The Midwest Rock Lobster fleet has swelled to nineteen rockets. Nine of these are virgins. There'd be ten new rockets except Hannah Montana, also built since last month's KCAR launch has been conceived, built, painted, flown and Bermuda Triangulated over Lone Elm Park's soccer fields right before the Soccer Mafia decided to pick a fight with me about who owns a city park and whether a kid could be bludgeoned to death with a paper towel tube.



Any endeavor can be compulsive behavior if you do it right. I'm becoming the rocket geek equivalent of that Catholic family in Monty Python's Meaning of Life who have to send their innumerable honyocks to 'medical experiments.' I actually have trouble remembering all these rockets' names.



Mr. Creosote, the big fat bastard with the tuxedo is easy. The red, white and black May pole looking one is the Tony G. The theoretically small one is the Jolly Green Giant (if a smaller rocket that actually flies can be built, I can hardly see how). Scribble IV, the Crapper, some of these are too easy. But Lola (the fluorescent pink and purple one); Buster (the dark green and white one); Peter Pan (the metallic blue and bright green one with the boat tail transition, named because according to Em he's the rocket that never blew up); Tubester (the green/purple job with tubular fins); Two-Da-Lou is the two-stage Echostar kit (dark blue, yellow and silver, with a payload section toting my non-business card); McRocket is the yellow one with red bands. And that's not all of them, though I think I eat least named most of the new ones here.

A lot of these rockets would not have been possible if it weren't for badly stocked hobby store. Hobby Haven at a hundred-something and Metcalf has body tubes, nose cones, centering rings and so forth for people who want to design their own rather than buying kits. But they never seem to order new supplies. Back in March or April, I told them the stock was pretty picked over. I bought some bulk tubing from Apogee components last fall and found some centering rings and such to complete rockets out of them but not everything I'd had in mind. The guy shrugged it off saying it was about time to order that stuff.



Probably once a month or so, I've been back. I've seen no evidence of new inventory, only a shrinking selection of stuff I'd seen last time. And every time I'd tell them their rocketry stuff was pretty picked over and generally got 'This time of year' as a response.

Well, if you're selling the stuff this time of year, maybe order some inventory?

So then I notice the centering rings are made by this Balsa Machining outfit. And I go to their web site and they have EVERYTHING. I mean, everything. More stuff than Apogee (though those guys are pretty awesome). Not so many pictures to go with the items, you kind of have to know what you want, but they've got it all. And here's the kicker: they sell to the public and at a third to tenth of the prices Hobby Haven charges. So I'm undercutting the brick and mortar store by buying online, but the brick and mortar guys got four or five warnings and ignored them.

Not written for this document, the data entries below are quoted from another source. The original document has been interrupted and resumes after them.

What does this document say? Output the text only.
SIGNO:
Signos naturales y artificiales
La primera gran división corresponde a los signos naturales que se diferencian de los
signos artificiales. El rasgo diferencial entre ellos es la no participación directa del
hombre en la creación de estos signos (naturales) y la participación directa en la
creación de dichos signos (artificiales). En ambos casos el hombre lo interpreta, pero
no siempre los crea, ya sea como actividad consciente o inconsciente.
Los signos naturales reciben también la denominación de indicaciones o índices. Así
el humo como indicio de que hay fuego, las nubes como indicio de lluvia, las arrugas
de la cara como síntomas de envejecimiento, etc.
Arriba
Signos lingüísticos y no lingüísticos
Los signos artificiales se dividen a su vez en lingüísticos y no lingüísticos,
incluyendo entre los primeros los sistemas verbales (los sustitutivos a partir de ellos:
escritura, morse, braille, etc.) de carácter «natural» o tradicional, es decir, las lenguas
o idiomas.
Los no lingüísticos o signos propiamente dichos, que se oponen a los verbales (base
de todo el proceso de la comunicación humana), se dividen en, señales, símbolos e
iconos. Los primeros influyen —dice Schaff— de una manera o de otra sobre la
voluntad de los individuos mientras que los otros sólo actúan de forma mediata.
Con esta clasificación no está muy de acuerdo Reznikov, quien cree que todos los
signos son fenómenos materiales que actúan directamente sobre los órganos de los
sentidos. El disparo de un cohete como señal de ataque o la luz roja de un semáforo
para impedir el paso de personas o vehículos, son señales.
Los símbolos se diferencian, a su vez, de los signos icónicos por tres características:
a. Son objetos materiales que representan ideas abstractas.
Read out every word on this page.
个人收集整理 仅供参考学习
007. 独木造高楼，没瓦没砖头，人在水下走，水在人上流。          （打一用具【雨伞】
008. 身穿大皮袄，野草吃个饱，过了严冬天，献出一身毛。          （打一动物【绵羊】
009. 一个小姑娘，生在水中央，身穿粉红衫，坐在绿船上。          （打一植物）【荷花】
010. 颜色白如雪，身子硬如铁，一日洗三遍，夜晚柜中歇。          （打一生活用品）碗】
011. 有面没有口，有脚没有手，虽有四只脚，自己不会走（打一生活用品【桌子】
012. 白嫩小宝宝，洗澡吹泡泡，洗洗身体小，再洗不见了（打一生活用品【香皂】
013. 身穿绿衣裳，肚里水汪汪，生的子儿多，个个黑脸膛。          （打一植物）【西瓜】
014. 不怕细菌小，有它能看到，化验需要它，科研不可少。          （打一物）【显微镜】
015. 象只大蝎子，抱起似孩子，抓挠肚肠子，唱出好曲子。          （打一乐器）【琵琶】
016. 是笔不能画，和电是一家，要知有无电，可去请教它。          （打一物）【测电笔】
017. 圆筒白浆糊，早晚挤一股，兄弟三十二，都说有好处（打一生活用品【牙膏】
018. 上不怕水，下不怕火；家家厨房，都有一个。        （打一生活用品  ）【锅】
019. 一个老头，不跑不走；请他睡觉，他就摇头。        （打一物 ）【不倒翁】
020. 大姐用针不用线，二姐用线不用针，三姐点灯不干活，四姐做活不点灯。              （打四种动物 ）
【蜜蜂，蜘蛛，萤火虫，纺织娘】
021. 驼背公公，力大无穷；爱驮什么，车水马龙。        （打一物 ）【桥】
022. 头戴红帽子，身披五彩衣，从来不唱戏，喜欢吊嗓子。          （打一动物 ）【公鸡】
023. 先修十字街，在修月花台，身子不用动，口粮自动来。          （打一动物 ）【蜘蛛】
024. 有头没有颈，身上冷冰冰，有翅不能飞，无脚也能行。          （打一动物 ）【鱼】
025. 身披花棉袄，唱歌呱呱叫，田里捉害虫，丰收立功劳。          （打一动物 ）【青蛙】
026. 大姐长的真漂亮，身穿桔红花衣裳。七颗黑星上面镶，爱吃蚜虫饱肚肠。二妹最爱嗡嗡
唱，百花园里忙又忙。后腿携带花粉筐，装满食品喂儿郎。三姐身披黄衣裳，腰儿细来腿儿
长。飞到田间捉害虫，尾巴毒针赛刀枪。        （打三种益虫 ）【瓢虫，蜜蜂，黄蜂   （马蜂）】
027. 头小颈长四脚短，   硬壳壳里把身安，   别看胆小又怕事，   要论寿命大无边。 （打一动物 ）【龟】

Plus, all my stuff from Balsa Machining arrived two days after I ordered it. I had a confirmation with a tracking number the day I ordered.



And BMS has a bunch of stuff I haven't even thought seriously about trying. Centering rings for multiple engines in a cluster, for a start. They also sell a lot of transitions to go from a large tube to a small tube, or vice versa, something I really like. Like the Great Pumpkin and Peter Pan, where you have a relatively large body tube tapering to a smaller one at the tail, though aping the tapers of a Delta or Saturn rocket is what seems to inspire the production of these things. Egg lofters are about the only kits I notice with the fat end first, though aerodynamically its a great way to go. There's less total surface area but plenty of payload room.